Americans should not view the forbidding of England with complacency. Although many Americans have Irish and Scottish ancestors, who came to this country as refugees from the English, the fact is that America was made in England. Its constitution was inspired by the reflections of Locke, Montesquieu, and Harrison on the constitution of England; it was made possible by the inheritance of English common law, and by the extraordinary way in which that law has granted freedom to the subject and protected this freedom from oppressive power. The underlying law of the United States is not Roman law, Scots law, or Napoleonic law: it is English law, which has been the guarantee of freedom in every place where it has taken root.
The common law of England is not imposed from above by sovereign powers that hope to control us, but is built from below by judges striving to resolve our conflicts. It is a bottom-up form of legal order, a legal order designed to protect the subject from his oppressors. It is this law that is responsible for the freedom of England, and which was brought to America by the early colonists, there to take root in the fertile soil of a pioneering community. But we should not believe that the common law is a permanent possession. Indeed, it has been the most important casualty of the EU’s relentless dictatorship, which has been concerned at every step to create centralized legislation and courts empowered to enforce it.

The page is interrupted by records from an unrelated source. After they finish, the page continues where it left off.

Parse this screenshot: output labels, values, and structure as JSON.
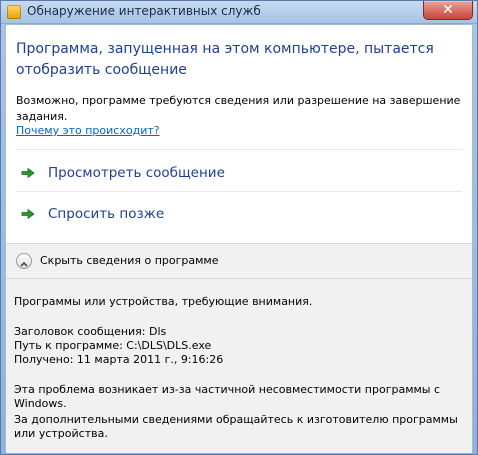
{
  "window": {
    "title": "Обнаружение интерактивных служб",
    "close_glyph": "✕"
  },
  "main": {
    "heading": "Программа, запущенная на этом компьютере, пытается отобразить сообщение",
    "description": "Возможно, программе требуются сведения или разрешение на завершение задания.",
    "why_link": "Почему это происходит?",
    "commands": [
      {
        "label": "Просмотреть сообщение",
        "icon": "green-arrow-icon"
      },
      {
        "label": "Спросить позже",
        "icon": "green-arrow-icon"
      }
    ]
  },
  "details_toggle": {
    "label": "Скрыть сведения о программе",
    "icon": "chevron-up-icon"
  },
  "details": {
    "intro": "Программы или устройства, требующие внимания.",
    "message_title": "Заголовок сообщения:  Dls",
    "program_path": "Путь к программе:  C:\\DLS\\DLS.exe",
    "received": "Получено:  11 марта 2011 г., 9:16:26",
    "problem_text": "Эта проблема возникает из-за частичной несовместимости программы с Windows.",
    "contact_text": "За дополнительными сведениями обращайтесь к изготовителю программы или устройства."
  },
  "colors": {
    "heading": "#1f3f95",
    "link": "#0066cc",
    "arrow": "#2a9a2a",
    "details_bg": "#f1f1f1"
  }
}
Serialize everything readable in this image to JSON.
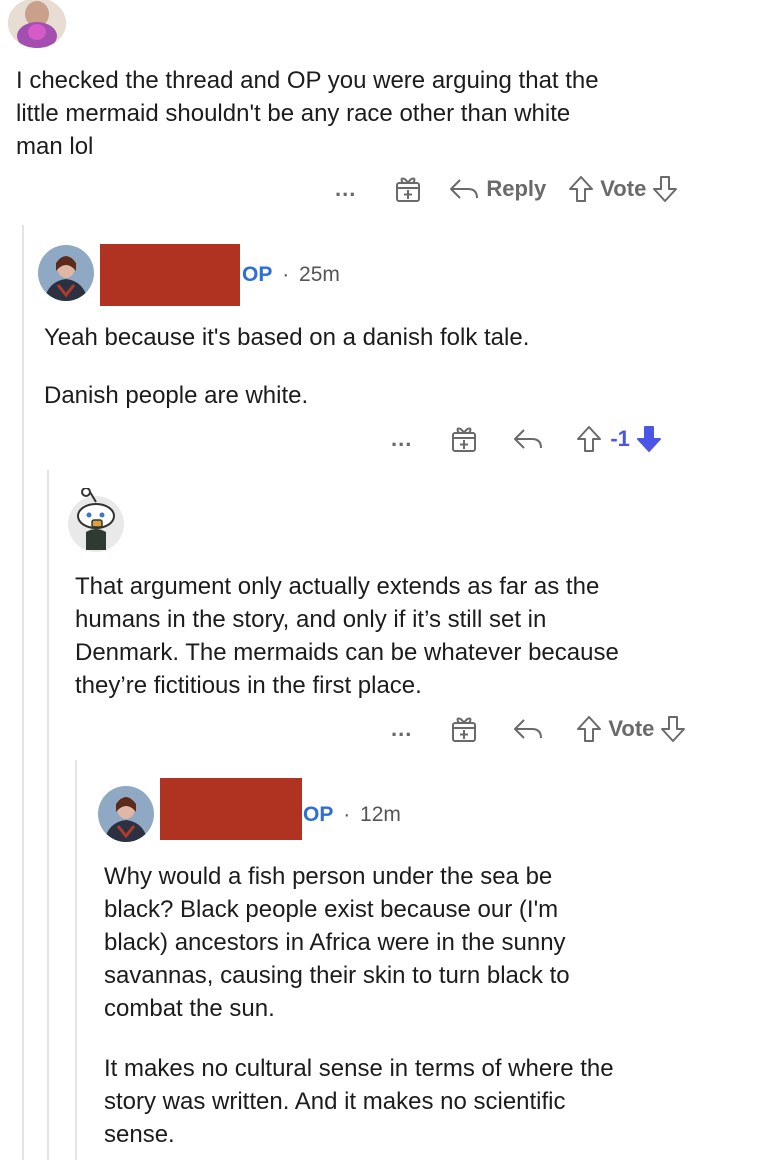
{
  "comments": [
    {
      "text": [
        "I checked the thread and OP you were arguing that the",
        "little mermaid shouldn't be any race other than white",
        "man lol"
      ],
      "actions": {
        "more": "...",
        "reply_label": "Reply",
        "vote_label": "Vote"
      }
    },
    {
      "op_tag": "OP",
      "separator": "·",
      "time": "25m",
      "paragraphs": [
        "Yeah because it's based on a danish folk tale.",
        "Danish people are white."
      ],
      "actions": {
        "more": "...",
        "score": "-1"
      }
    },
    {
      "text": [
        "That argument only actually extends as far as the",
        "humans in the story, and only if it’s still set in",
        "Denmark. The mermaids can be whatever because",
        "they’re fictitious in the first place."
      ],
      "actions": {
        "more": "...",
        "vote_label": "Vote"
      }
    },
    {
      "op_tag": "OP",
      "separator": "·",
      "time": "12m",
      "paragraph1": [
        "Why would a fish person under the sea be",
        "black? Black people exist because our (I'm",
        "black) ancestors in Africa were in the sunny",
        "savannas, causing their skin to turn black to",
        "combat the sun."
      ],
      "paragraph2": [
        "It makes no cultural sense in terms of where the",
        "story was written. And it makes no scientific",
        "sense."
      ]
    }
  ],
  "colors": {
    "op_tag": "#2d6fd6",
    "downvoted": "#4b56e6",
    "redaction": "#b03322",
    "thread_line": "#e4e4e4"
  },
  "icons": [
    "award-icon",
    "reply-icon",
    "upvote-icon",
    "downvote-icon",
    "more-icon"
  ]
}
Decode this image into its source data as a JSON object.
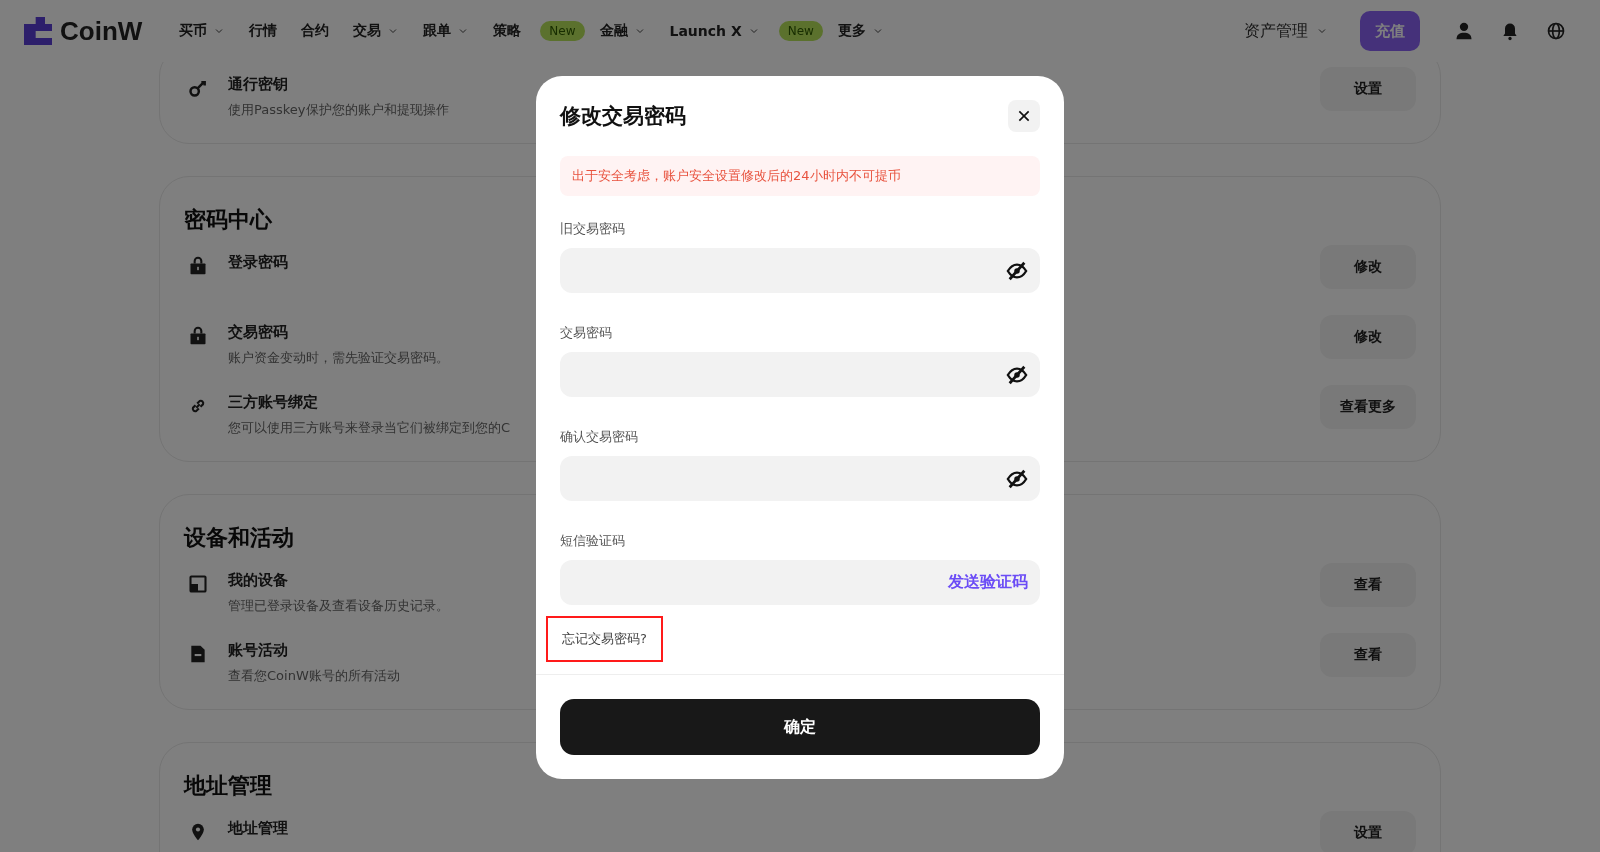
{
  "nav": {
    "logo": "CoinW",
    "items": [
      {
        "label": "买币",
        "dropdown": true
      },
      {
        "label": "行情",
        "dropdown": false
      },
      {
        "label": "合约",
        "dropdown": false
      },
      {
        "label": "交易",
        "dropdown": true
      },
      {
        "label": "跟单",
        "dropdown": true
      },
      {
        "label": "策略",
        "dropdown": false,
        "badge": "New"
      },
      {
        "label": "金融",
        "dropdown": true
      },
      {
        "label": "Launch X",
        "dropdown": true,
        "badge": "New"
      },
      {
        "label": "更多",
        "dropdown": true
      }
    ],
    "asset_menu": "资产管理",
    "deposit": "充值"
  },
  "sections": [
    {
      "rows": [
        {
          "kind": "key",
          "title": "通行密钥",
          "description": "使用Passkey保护您的账户和提现操作",
          "button": "设置"
        }
      ]
    },
    {
      "title": "密码中心",
      "rows": [
        {
          "kind": "lock",
          "title": "登录密码",
          "button": "修改"
        },
        {
          "kind": "lock",
          "title": "交易密码",
          "description": "账户资金变动时，需先验证交易密码。",
          "button": "修改"
        },
        {
          "kind": "link",
          "title": "三方账号绑定",
          "description": "您可以使用三方账号来登录当它们被绑定到您的C",
          "button": "查看更多"
        }
      ]
    },
    {
      "title": "设备和活动",
      "rows": [
        {
          "kind": "device",
          "title": "我的设备",
          "description": "管理已登录设备及查看设备历史记录。",
          "button": "查看"
        },
        {
          "kind": "document",
          "title": "账号活动",
          "description": "查看您CoinW账号的所有活动",
          "button": "查看"
        }
      ]
    },
    {
      "title": "地址管理",
      "rows": [
        {
          "kind": "pin",
          "title": "地址管理",
          "button": "设置"
        }
      ]
    }
  ],
  "modal": {
    "title": "修改交易密码",
    "notice": "出于安全考虑，账户安全设置修改后的24小时内不可提币",
    "fields": [
      {
        "kind": "password",
        "label": "旧交易密码"
      },
      {
        "kind": "password",
        "label": "交易密码"
      },
      {
        "kind": "password",
        "label": "确认交易密码"
      },
      {
        "kind": "code",
        "label": "短信验证码",
        "action": "发送验证码"
      }
    ],
    "forgot": {
      "text": "忘记交易密码?",
      "highlighted": true
    },
    "confirm": "确定"
  }
}
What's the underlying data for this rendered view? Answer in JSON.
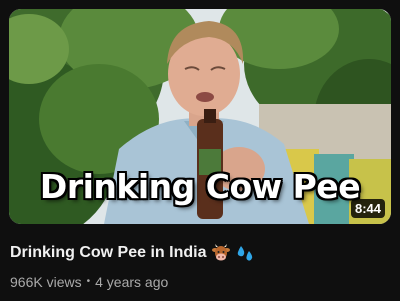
{
  "video": {
    "thumbnail_text": "Drinking Cow Pee",
    "duration": "8:44",
    "title": "Drinking Cow Pee in India",
    "title_emojis": [
      "cow-face-emoji",
      "sweat-droplets-emoji"
    ],
    "views": "966K views",
    "separator": "•",
    "age": "4 years ago"
  },
  "colors": {
    "background": "#0f0f0f",
    "title": "#f1f1f1",
    "meta": "#aaaaaa",
    "duration_badge": "#000000"
  }
}
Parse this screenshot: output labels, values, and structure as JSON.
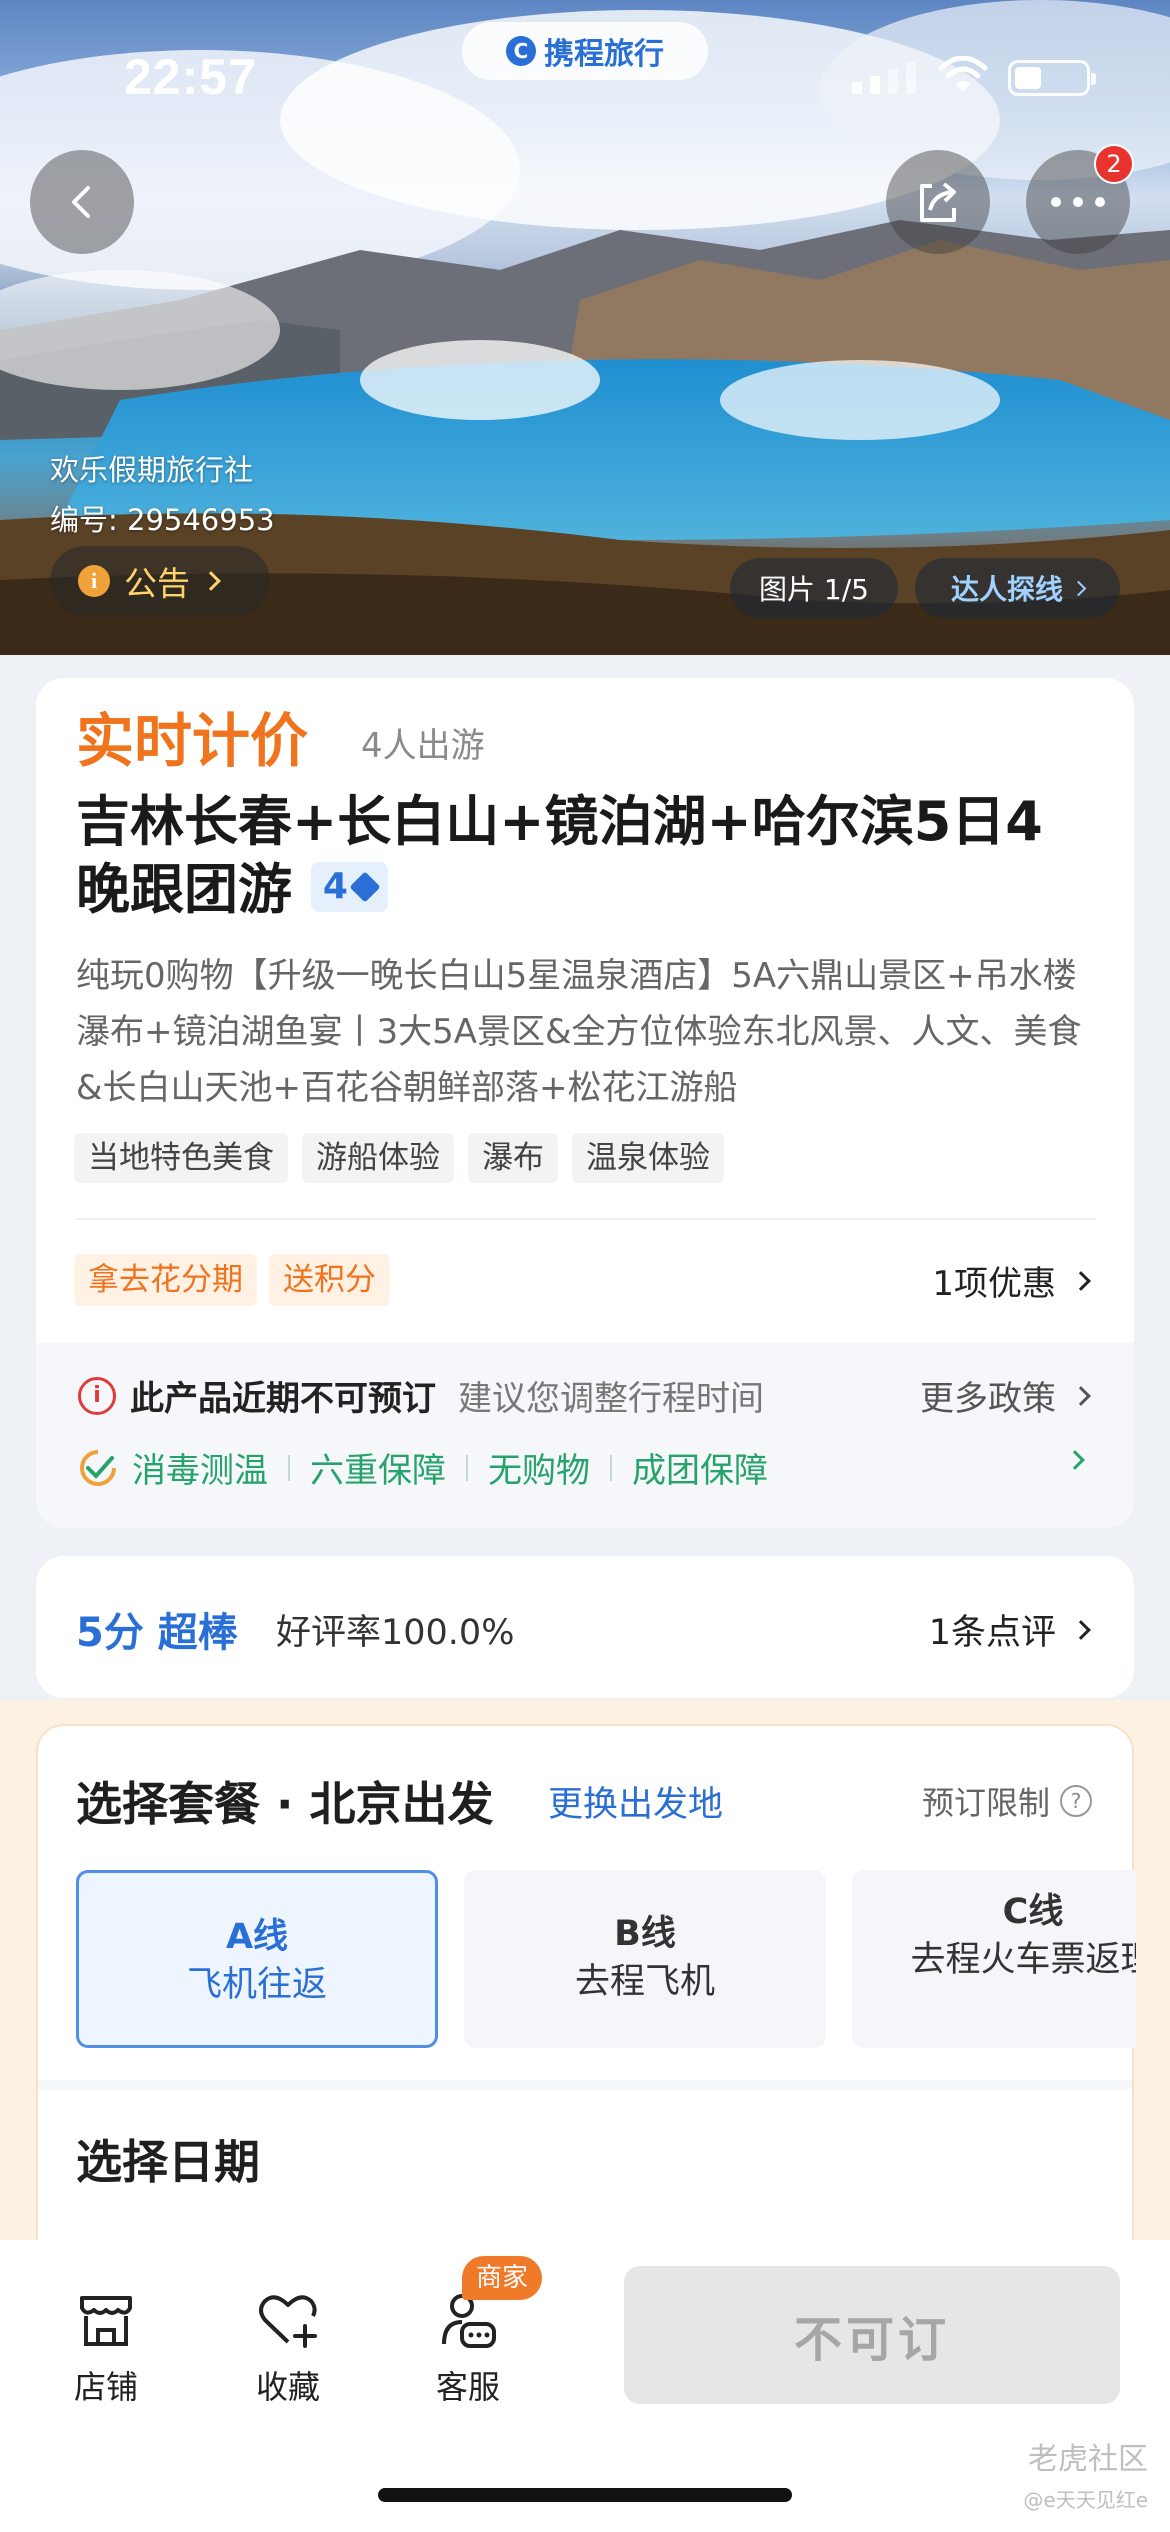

At every point, now, our judges find themselves hampered by regulations, by vast tomes of dictatorial edicts, and by a European court of “justice,” staffed by judges raised on the Code Napoléon, whose duty is to enforce the top-down decisions of the Eurocrats, rather than the rights of the individual subject. Once England has been abolished, the hostility of the EU elites will target America as the most important surviving example of a legal order devoted to individual freedom rather than state control. The anti-Americanism that we witness today among the European elites will be nothing beside the anti-Americanism that we are sure to witness then. The pity is that England will no longer be around to sympathize.
Roger Scruton, the writer and philosopher, is most recently the author of Culture Counts: Faith and Feeling in a World Besieged (Encounter Books).